QuickTake:
A federal labor official determined this month that workers who went on strike in 2024 lack union status because a majority of represented employees supported dissolving the union.
This story has been updated with additional information from Bigfoot Beverages.
Bigfoot Beverages employees in Eugene who have been on strike for more than a year don’t have union protections, the National Labor Relations Board ruled this month.
The ruling by NLRB Acting Regional Director Janet Little marks a significant victory for the beverage distributor in its long-running dispute with drivers, warehouse workers and other employees who went on strike in September 2024 after failing to reach a new contract.
Little’s ruling states that the Teamsters union’s status as the exclusive bargaining representative of Eugene, Newport and Coos Bay Bigfoot employees is invalid, because a majority of covered employees voted in November 2024 to no longer be represented by the union.
Union-represented employees have long contended the decertification vote was illegitimate and spearheaded by company management. They allege the company got temporary employees it hired to replace striking workers to sign the petitions.
The NLRB ruling dismissed that claim.
“There was no evidence that (Bigfoot) was involved in the collection of the signatures,” the ruling said. “The signatures were collected following the expiration of the contract, and the signatures were verified.”
The Teamsters union has until Jan. 23 to appeal the ruling. The complaints are considered active until the window passes or appeal options are exhausted, an NLRB spokesman said.
Teamsters officials didn’t immediately return messages seeking comment.
The labor saga has roiled Bigfoot’s Eugene operation, with picketers frequently lining McVay Highway in front of the company’s Eugene distribution center over the past 16 months. Both sides have accused the other of intimidation and threatening behavior.
Bigfoot has always maintained that federal law allowed the company to replace striking workers because their strike was economic in nature, rather than stemming from unfair labor practices.
It’s a critical distinction. Employers, under federal labor law, have more flexibility to hire replacement workers during a strike if the union’s intent is to gain economic concessions from an employer.
Little’s ruling cited an NLRB investigation into alleged threats against workers by Bigfoot, which determined “that at the time of these alleged threats, the employees were engaged in an economic strike.”
The NLRB ruling dismissed seven complaints against Bigfoot by the union. They include claims the company interfered with employees’ rights to have union representatives present in investigatory interviews and that Bigfoot refused to provide information to the union. In both cases, Little ruled the union decertification rendered the cases moot since employees weren’t legally represented.
Eight other complaints filed by the union against Bigfoot since September 2024 are still listed as active in NLRB’s case registry. Seven of them allege that the company unlawfully surveilled employees, issued threats and asked about their support for the union. Another complaint, filed last May, alleges Bigfoot unilaterally changed workers’ contract terms and terms of employment.

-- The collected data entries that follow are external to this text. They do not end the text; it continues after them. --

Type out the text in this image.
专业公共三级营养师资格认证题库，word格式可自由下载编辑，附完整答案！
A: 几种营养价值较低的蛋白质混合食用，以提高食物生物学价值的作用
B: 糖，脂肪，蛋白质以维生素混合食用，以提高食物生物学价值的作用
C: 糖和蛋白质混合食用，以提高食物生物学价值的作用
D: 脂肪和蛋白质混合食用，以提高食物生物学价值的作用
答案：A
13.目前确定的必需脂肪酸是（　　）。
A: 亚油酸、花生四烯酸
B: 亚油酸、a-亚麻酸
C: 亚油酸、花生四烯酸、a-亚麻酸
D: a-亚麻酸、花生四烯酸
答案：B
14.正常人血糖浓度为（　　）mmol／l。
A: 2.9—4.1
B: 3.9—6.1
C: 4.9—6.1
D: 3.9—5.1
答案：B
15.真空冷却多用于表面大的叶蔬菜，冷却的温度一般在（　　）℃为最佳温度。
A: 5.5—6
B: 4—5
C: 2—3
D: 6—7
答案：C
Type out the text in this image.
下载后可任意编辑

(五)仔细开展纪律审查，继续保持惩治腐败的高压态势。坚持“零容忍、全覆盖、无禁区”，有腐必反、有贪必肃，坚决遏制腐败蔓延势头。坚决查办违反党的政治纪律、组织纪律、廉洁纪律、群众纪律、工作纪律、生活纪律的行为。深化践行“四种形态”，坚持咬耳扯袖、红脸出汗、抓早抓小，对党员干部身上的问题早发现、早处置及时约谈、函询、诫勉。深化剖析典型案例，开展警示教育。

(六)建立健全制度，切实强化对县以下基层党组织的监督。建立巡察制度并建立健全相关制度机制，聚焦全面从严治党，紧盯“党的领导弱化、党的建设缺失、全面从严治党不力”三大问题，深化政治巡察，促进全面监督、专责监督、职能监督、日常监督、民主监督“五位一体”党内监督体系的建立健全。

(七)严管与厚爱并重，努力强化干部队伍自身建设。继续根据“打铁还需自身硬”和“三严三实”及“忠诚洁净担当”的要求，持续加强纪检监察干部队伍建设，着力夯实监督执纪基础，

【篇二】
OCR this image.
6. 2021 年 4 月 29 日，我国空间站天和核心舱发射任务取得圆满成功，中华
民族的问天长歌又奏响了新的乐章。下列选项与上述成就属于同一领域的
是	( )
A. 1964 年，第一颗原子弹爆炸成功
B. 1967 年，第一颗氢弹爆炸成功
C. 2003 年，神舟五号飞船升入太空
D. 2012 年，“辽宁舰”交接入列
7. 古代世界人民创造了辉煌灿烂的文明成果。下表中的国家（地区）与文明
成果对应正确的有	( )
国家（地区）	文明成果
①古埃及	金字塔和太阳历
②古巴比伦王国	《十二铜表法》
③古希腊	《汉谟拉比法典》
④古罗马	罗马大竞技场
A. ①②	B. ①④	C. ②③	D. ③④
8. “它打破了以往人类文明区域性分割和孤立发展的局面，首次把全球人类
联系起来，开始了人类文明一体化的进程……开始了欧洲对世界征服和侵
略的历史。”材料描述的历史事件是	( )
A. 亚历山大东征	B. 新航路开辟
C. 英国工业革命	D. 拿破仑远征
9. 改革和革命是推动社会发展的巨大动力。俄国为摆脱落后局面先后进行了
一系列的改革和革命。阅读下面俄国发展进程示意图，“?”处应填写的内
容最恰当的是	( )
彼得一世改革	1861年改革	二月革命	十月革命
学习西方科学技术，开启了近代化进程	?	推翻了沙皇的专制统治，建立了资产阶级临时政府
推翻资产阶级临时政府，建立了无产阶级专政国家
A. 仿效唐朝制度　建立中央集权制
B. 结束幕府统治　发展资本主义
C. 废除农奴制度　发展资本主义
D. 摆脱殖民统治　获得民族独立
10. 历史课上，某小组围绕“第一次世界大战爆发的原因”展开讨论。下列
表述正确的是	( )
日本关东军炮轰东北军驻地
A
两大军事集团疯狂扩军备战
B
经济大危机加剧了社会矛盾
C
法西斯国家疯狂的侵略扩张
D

“We are confident the NLRB will conclude Bigfoot’s actions were lawful – like how they ruled on the these seven complaints,” a company spokesperson said.
Bigfoot co-presidents Eric Forrest and Andy Moore hailed the dismissal rulings in a Jan. 14 letter to vendors.
“As you may remember, despite Bigfoot’s prolonged bargaining and exhaustive efforts to reach a resolution, union leadership did not allow members to vote on the last, best and final employer proposal,” the letter stated. “The proposal would have kept the existing team among the highest compensated in the beverage distribution industry. Even when Bigfoot offered to grandfather in current union members in the existing Teamsters pension plan, the union rejected the offer without taking a vote.” Their letter didn’t mention the other active cases.
Contract negotiations between Bigfoot and the union broke down in 2024 over the company’s plan to replace the workers’ pension with a 401(k). Bigfoot has called its compensation package generous, noting that the plan included a 9% employer contribution accompanied by wage increases. Union officials call the package a bait-and-switch, contending that employees would have to invest their entire wage increase into the 401(k) plan to get close to the value of their pension.
Bigfoot employs about 430 people in Oregon, up from 390 people six years ago.
“We are pleased that the actions we took in the best interest of our team members have been verified as being legal and just,” Bigfoot’s letter to vendors said. “We will continue to partner with your business and remain committed to our community.”
Eight picketers milled about outside Bigfoot’s Eugene distribution center Thursday morning. One held a sign reading, “This company is unfair to union workers.”
A picketer who declined to give his name said he was aware of the ruling, but noted that other complaints against Bigfoot are still open.
“We’re deciding what our next steps are going to be,” he said. “We’re keeping on the line.”